Iluminando antes el suelo con la linterna para evitar los obstáculos, abrió con cuidado la claraboya y saltó dentro. Si habían conectado una alarma silenciosa ya no había marcha atrás, aunque sabía que contaba con un margen de cinco minutos para realizar su tarea, antes de que apareciera la policía o los de la empresa de seguridad.
Estaba en una especie de desván, que en su día se debió de utilizar de almacén, pero ahora languidecía lleno de cajas vacías, polvo acumulado que casi le hace toser y algún mueble antiguo. Abrió la puerta, que se quejó levemente, y descendió hasta la planta baja donde estaba la caja principal. El silencio era absoluto, quizá la suerte le acompañara y no hubiera ninguna alarma.
No le fue difícil abrir la caja registradora, ni encontrar la pequeña caja metálica donde estaba la mayor parte de la recaudación. Iba a meter el dinero encontrado en su mochila cuando descubrió, medio oculto por otros libros, un antiguo ejemplar de Emilio Salgari, uno de sus autores favoritos cuando era joven. Al tomarlo en sus manos una sensación extraña le embargó, se sentó y comenzó a leerlo a la luz de la linterna, olvidándose del tiempo.

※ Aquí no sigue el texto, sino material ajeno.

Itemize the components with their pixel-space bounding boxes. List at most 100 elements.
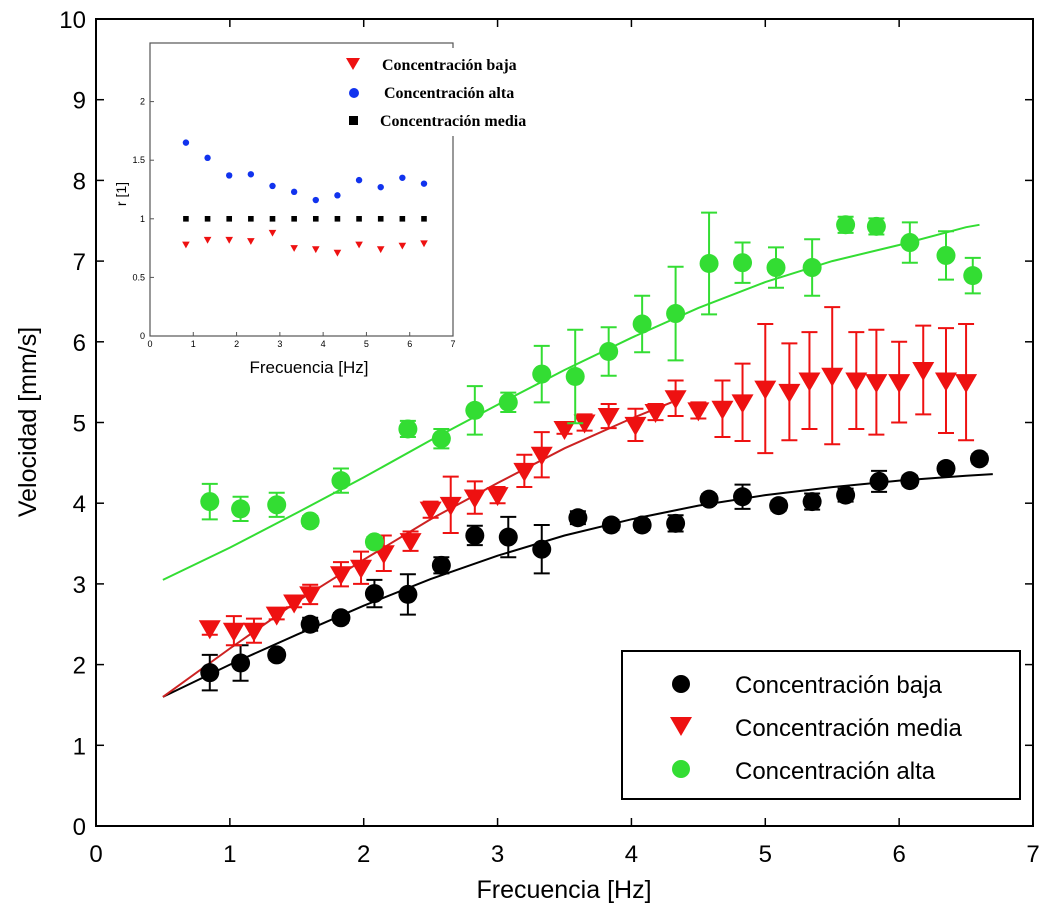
data-point [888,374,911,394]
data-point [769,496,789,516]
data-point [936,458,956,478]
data-point [198,620,221,640]
inset-data-point [226,172,233,179]
data-point [267,645,287,665]
inset-y-axis-label: r [1] [113,182,129,206]
data-point [802,492,822,512]
data-point [699,254,719,274]
inset-y-tick-label: 1.5 [132,155,145,165]
inset-data-point [355,241,363,249]
inset-y-tick-label: 0.5 [132,272,145,282]
legend-label-media: Concentración media [735,715,962,742]
data-point [242,622,265,642]
inset-data-point [377,183,384,191]
data-point [766,258,786,278]
data-point [798,372,821,392]
inset-data-point [226,216,233,222]
legend-label-baja: Concentración baja [735,672,942,699]
inset-data-point [334,216,341,222]
main-y-axis-label: Velocidad [mm/s] [14,327,42,517]
data-point [754,380,777,400]
data-point [731,394,754,414]
data-point [463,489,486,509]
main-y-tick-label: 7 [73,249,86,276]
main-x-tick-label: 1 [223,841,236,868]
main-y-tick-label: 10 [59,7,86,34]
data-point [900,233,920,253]
data-point [601,515,621,535]
data-point [300,511,320,531]
inset-x-tick-label: 7 [450,339,455,349]
inset-data-point [420,240,428,248]
data-point [431,429,451,449]
main-x-tick-label: 2 [357,841,370,868]
inset-data-point [399,216,406,222]
inset-chart: 0 1 2 3 4 5 6 700.511.52 Frecuencia [Hz] r [1] … [112,38,548,386]
data-point [955,374,978,394]
main-y-tick-label: 3 [73,572,86,599]
data-point [778,383,801,403]
data-point [398,584,418,604]
data-point [802,258,822,278]
data-point [265,606,288,626]
inset-data-point [203,236,212,244]
data-point [865,374,888,394]
inset-x-tick-label: 6 [407,339,412,349]
main-x-tick-label: 5 [759,841,772,868]
inset-data-point [291,216,297,222]
data-point [267,495,287,515]
data-point [821,367,844,387]
data-point [283,594,306,614]
data-point [869,471,889,491]
data-point [530,446,553,466]
inset-legend-marker-baja [346,58,360,70]
inset-legend-label-baja: Concentración baja [382,57,517,74]
inset-data-point [398,242,407,250]
inset-data-point [247,171,255,178]
inset-x-tick-label: 2 [234,339,239,349]
inset-legend-box [348,48,548,136]
data-point [222,622,245,642]
data-point [845,372,868,392]
data-point [666,513,686,533]
inset-data-point [247,238,255,245]
inset-data-point [182,139,190,146]
data-point [553,420,576,440]
main-y-tick-label: 4 [73,491,86,518]
data-point [632,515,652,535]
data-point [632,314,652,334]
inset-data-marks [182,139,428,257]
data-point [398,419,418,439]
main-x-tick-label: 6 [892,841,905,868]
main-x-tick-label: 7 [1026,841,1039,868]
inset-data-point [269,216,276,222]
main-y-tick-label: 8 [73,168,86,195]
main-legend-box [621,650,1021,800]
data-point [934,372,957,392]
main-y-tick-label: 2 [73,653,86,680]
main-y-tick-label: 6 [73,330,86,357]
inset-data-point [355,176,363,184]
inset-data-point [248,216,254,222]
inset-x-tick-label: 4 [321,339,326,349]
inset-x-tick-label: 1 [191,339,196,349]
data-point [687,402,710,422]
data-point [399,533,422,553]
data-point [329,566,352,586]
legend-marker-baja [672,675,690,693]
data-point [419,501,442,521]
inset-axis-ticks: 0 1 2 3 4 5 6 7 0 0.5 1 1.5 2 [132,97,455,349]
data-point [711,400,734,420]
data-point [836,215,856,235]
data-point [573,414,596,434]
fit-line-2 [162,223,980,581]
data-point [963,266,983,286]
data-point [836,485,856,505]
data-point [465,525,485,545]
data-point [866,216,886,236]
inset-data-point [356,216,362,222]
inset-data-point [420,180,428,187]
main-y-tick-label: 1 [73,733,86,760]
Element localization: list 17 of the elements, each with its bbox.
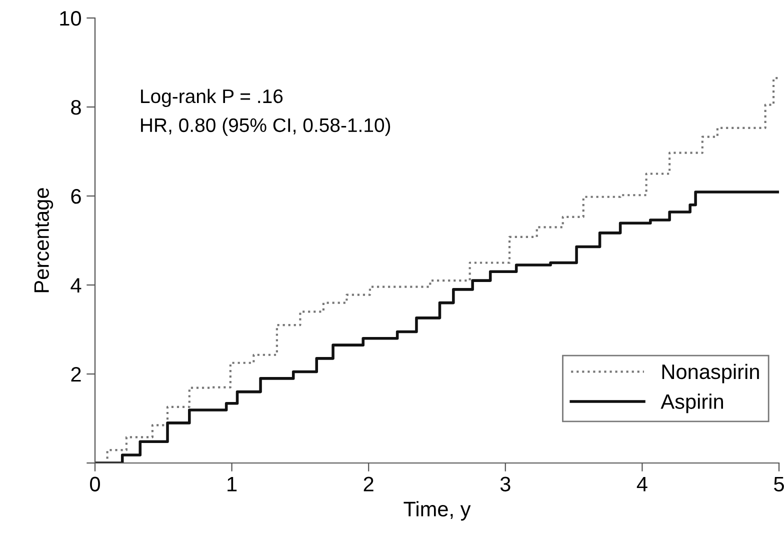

Cuando la librera abrió a la mañana siguiente, le extraño encontrar la carretilla que utilizaban para acarrear cajas de libros junto a la puerta que daba al callejón y que ésta no estuviera cerrada con llave, pero no le dio demasiada importancia. Al hacer el arqueo del final de mes echaron en falta varias cajas de libros y una pequeña cantidad de dinero en metálico.
Si alguien se hubiera tomado la molestia de investigar, quizá podría haber encontrado al taxista que en la madrugada posterior al día de San Jorge realizó una extraña carrera. Recogió a un hambre enjuto vestido de negro y varias cajas de libros y recorrieron varios hogares infantiles, dejando en la puerta de cada uno de ellos una de las cajas.
El coste de la carrera fue casi exacto al dinero que faltaba en la caja de la librería.
Bartolomé Zuzama i Bisquerra. Valladolid, 28 de junio de 2020.
El buen ladrón se reencontró en un robo. Y claro, tenía que regalar libros en un San Jorge. Muy buen relato. Saludos.